Consider the costs to organizations, large and small, when dissent does not or cannot surface: Abjuring rigorous debate about its merits, a youthful president John F. Kennedy essentially rubber-stamped a 1961 plan to invade Cuba at the Bay of Pigs, resulting in one of the biggest U.S. foreign policy fiascoes in decades. During a 1996 commercial expedition to the summit of Mt. Everest, several climbers, including two of the world’s most experienced professionals, died in part because junior team members didn’t speak up when their expert leaders ignored their own core operating principles surrounding safety. In 2003, NASA engineers were reluctant to challenge long-held beliefs that foam strikes incurred during the launch of the space shuttle Columbia posed no risk to its fuselage.

I can’t count how many times in my career I have swallowed what I should have said–and I was always considered a loudmouth. How many mistakes could have been avoided? Lack of dissent is terribly frequent within senior management teams, where respect for (or fear of) the CEO, or an unwillingness to step into colleagues’ sandboxes, results in meetings full of good feelings and no debates. (We know that X-Teams don’t do this.)

Why do people shut down when they should pipe up? It’s entirely rational. Writes Emmons:

[HBS Professor Amy] Edmondson says this reluctance to speak up stems variously from fears that superiors will not like the idea or that it may appear to criticize the status quo, which most people find reassuringly familiar or dangerous to challenge. Edmondson sums up the mental calculation this way: “The potential costs to me for speaking out seem reasonably certain and somewhat immediate; the potential benefit to me for speaking out seems rather uncertain and definitely long-range.”

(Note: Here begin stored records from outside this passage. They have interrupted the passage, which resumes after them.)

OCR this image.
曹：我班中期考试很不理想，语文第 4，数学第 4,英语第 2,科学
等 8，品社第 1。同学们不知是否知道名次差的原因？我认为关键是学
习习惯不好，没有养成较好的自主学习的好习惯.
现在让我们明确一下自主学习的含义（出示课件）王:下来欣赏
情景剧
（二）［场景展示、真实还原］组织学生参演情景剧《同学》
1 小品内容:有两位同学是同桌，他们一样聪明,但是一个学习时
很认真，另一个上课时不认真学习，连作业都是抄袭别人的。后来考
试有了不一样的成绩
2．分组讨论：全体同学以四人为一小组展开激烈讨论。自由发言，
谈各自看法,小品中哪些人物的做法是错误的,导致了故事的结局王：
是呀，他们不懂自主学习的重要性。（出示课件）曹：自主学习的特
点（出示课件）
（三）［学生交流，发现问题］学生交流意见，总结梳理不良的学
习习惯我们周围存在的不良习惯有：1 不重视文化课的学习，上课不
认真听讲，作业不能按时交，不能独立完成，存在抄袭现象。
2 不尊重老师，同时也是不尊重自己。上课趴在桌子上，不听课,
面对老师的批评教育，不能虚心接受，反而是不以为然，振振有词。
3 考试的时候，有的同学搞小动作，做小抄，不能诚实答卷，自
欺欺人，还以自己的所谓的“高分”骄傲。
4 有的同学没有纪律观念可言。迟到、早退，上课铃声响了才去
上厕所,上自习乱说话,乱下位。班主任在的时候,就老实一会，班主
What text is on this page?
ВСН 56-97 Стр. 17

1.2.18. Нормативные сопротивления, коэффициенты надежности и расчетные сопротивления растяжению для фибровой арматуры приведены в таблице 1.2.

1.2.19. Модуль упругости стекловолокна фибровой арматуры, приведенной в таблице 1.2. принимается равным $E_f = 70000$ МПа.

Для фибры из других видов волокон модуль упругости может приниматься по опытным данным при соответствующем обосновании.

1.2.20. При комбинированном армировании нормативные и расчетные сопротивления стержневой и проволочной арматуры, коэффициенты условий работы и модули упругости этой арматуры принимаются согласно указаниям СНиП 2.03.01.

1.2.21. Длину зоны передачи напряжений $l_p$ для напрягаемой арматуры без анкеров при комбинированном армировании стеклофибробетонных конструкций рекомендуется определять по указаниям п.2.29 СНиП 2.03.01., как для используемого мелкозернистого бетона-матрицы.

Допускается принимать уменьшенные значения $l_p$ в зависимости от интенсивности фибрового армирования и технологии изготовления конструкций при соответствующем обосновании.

I’ve also been responsible for quashing dissent. Whether due to wishing to move faster, or to protect my turf, I didn’t create a very good environment for those who disagreed with my ideas. It’s appalling, in retrospect. It should be somewhat comforting that I’ve got a lot of company in this. But it’s not.

So, to improve your business, get your team debating, disagreeing, even arguing. Here’s former Medtronic CEO Bill George quoted in the Working Knowledge article:

During the decision-making process, George explains, this means asking probing questions and insisting that managers present each situation in objective terms, rather than with a positive spin.

“You must acknowledge and thank those who disagree by telling them that they made the discussion, and hence the ultimate decision, much better,” George says. “You need to reward and promote the mavericks or else the organization will lose its creative edge. You try to create tension inside because the outside challenge is so great.”